28 Janvier 2018 , Rédigé par Blogue-note de Jean Klépal Publié dans #fascisme, nazisme, mein kampf, duce, caudillo, führer, antisémitisme, referendum mai 2005, pierre bourdieu

Si parler, échanger, converser, est si difficile c’est sans doute parce que les mots ont un pouvoir propre, ils diffèrent de ce que serait un simple véhicule. Une charge émotionnelle intervient d’abord, elle se traduit soit par des gestes ou attitudes, soit par une expression verbale spontanée. La réflexion, lorsqu’elle intervient, ne se produit qu’après.

C’est ainsi que le geste précède la pensée. C’est ainsi de même que l’on en reste souvent au simple arc réflexe stimulus-réponse. D’où l’importance du langage du corps dans la relation de face à face.

Ce préambule pour revenir à une récente Epistole consacrée à la surdité aux évidences, telle que l’accentuation progressive de la dérive libérale nazie du régime dans lequel nous évoluons depuis plus de cinquante ans.

Exprimés sur ce blogue, quelques commentaires aussi judicieux qu’intéressants se sont focalisés sur le point précis des migrations de populations exilées volontaires, en occultant l’énormité provocatrice du propos liminaire. D’autres, directement exprimés, ont cherché à minorer ce qu’il serait effrayant d’admettre en proposant de remplacer l’expression libérale nazie par libérale fasciste. Certes la nuance existe mais avouons qu’elle demeure trop faible pour en décider. Essayons donc d’y voir un peu plus clair.

Alors qu’il le deviendra à la fin par soumission ou mimétisme, le fascisme n’est pas antisémite au départ. Il est fondé sur une opposition viscérale au communisme et une recherche de pureté salvatrice.

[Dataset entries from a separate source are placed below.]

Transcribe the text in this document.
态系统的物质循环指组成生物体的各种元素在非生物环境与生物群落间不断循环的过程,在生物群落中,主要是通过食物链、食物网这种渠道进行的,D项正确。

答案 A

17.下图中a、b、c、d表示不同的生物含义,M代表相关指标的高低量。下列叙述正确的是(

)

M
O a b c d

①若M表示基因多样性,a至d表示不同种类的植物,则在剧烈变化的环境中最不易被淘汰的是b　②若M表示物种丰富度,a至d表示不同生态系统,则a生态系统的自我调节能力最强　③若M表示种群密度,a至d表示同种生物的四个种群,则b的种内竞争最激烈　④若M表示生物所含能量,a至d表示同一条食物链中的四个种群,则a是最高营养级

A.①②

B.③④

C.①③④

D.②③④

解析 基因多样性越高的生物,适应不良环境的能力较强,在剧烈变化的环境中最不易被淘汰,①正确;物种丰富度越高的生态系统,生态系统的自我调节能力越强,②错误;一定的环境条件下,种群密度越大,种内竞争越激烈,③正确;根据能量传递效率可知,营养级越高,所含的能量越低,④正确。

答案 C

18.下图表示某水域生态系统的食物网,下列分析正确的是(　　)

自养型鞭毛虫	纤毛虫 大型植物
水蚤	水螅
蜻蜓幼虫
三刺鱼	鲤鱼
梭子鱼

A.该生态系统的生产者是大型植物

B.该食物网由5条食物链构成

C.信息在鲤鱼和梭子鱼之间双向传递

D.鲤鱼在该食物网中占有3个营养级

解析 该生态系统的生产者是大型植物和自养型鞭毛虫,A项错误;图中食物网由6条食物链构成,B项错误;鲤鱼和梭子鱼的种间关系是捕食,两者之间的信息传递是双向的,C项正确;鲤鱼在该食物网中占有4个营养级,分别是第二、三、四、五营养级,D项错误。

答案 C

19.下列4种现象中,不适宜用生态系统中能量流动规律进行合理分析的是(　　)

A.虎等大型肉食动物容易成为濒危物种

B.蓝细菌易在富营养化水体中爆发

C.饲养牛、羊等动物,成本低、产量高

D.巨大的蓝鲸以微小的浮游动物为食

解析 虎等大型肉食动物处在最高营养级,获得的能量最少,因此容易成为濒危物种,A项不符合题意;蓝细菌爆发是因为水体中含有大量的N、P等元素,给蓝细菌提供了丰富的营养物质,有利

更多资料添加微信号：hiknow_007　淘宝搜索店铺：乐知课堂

Il ne repose pas sur un corps de doctrine idéologique précise. Il  exalte la Nation et l’Etat, et prône un retour aux vertus antiques.

Vision totalitaire de la chose publique, il façonne un Etat à sa mesure et soumet les individus par la terreur et l’endoctrinement.

L’Etat fasciste dépend de la volonté ultime d’un seul : Duce ou Caudillo.

Le nazisme, résolument antisémite dès les origines, célèbre la supériorité absolue de la race germanique. Il se fonde sur une doctrine idéologique clairement exprimée dans Mein Kampf à partir de laquelle un endoctrinement et une propagande efficaces bâtissent un système répressif impitoyable aboutissant à des massacres de masse.[1]

L’Etat nazi soumet les puissances financières industrielles à sa volonté, il instaure le règne de la terreur permanente généralisée. Il s’érige en guide de l’humanité toute entière et commence par asservir les nations voisines.

Il dépend lui aussi de la volonté ultime d’un seul, le Führer.

Parvenus à ce point, on ne peut que constater que les différences de l’un à l’autre tiennent plus à des nuances qu’à des clivages profonds. Fascisme et nazisme célèbrent le mythe du Chef tout puissant, omniscient, détenteur d’un Pouvoir absolu, Guide suprême.

L’un comme l’autre sont exécrables. L’un comme l’autre sont infernaux. Alors, peste ou choléra ? Jouer aux osselets avec les mots ne change pas grand-chose à l’affaire.

Le parallèle avec notre bel aujourd’hui ?

Bien sûr, l’Histoire ne repasse pas les plats, et les analogies stricto sensu sont souvent trompeuses.

- « Les temps ne sont plus les mêmes » dit-on.

- Certes, certes, les costumes ont cédé la place aux uniformes, les méthodes et les moyens ne sont plus tout à fait identiques, la visibilité est atténuée.

- Et puis, nous sommes en République et en Démocratie, que diable ! Et puis la liberté de parole existe.

- Oui oui, tout cela est vrai. Il n’en demeure pas moins...

De nos jours, la propagande et le lavage de cerveaux marchent à plein régime. La presse papier et audio-visuelle, aux mains de quelques potentats, distille à peu de choses près les mêmes « informations », les mêmes slogans, les mêmes injonctions.[2]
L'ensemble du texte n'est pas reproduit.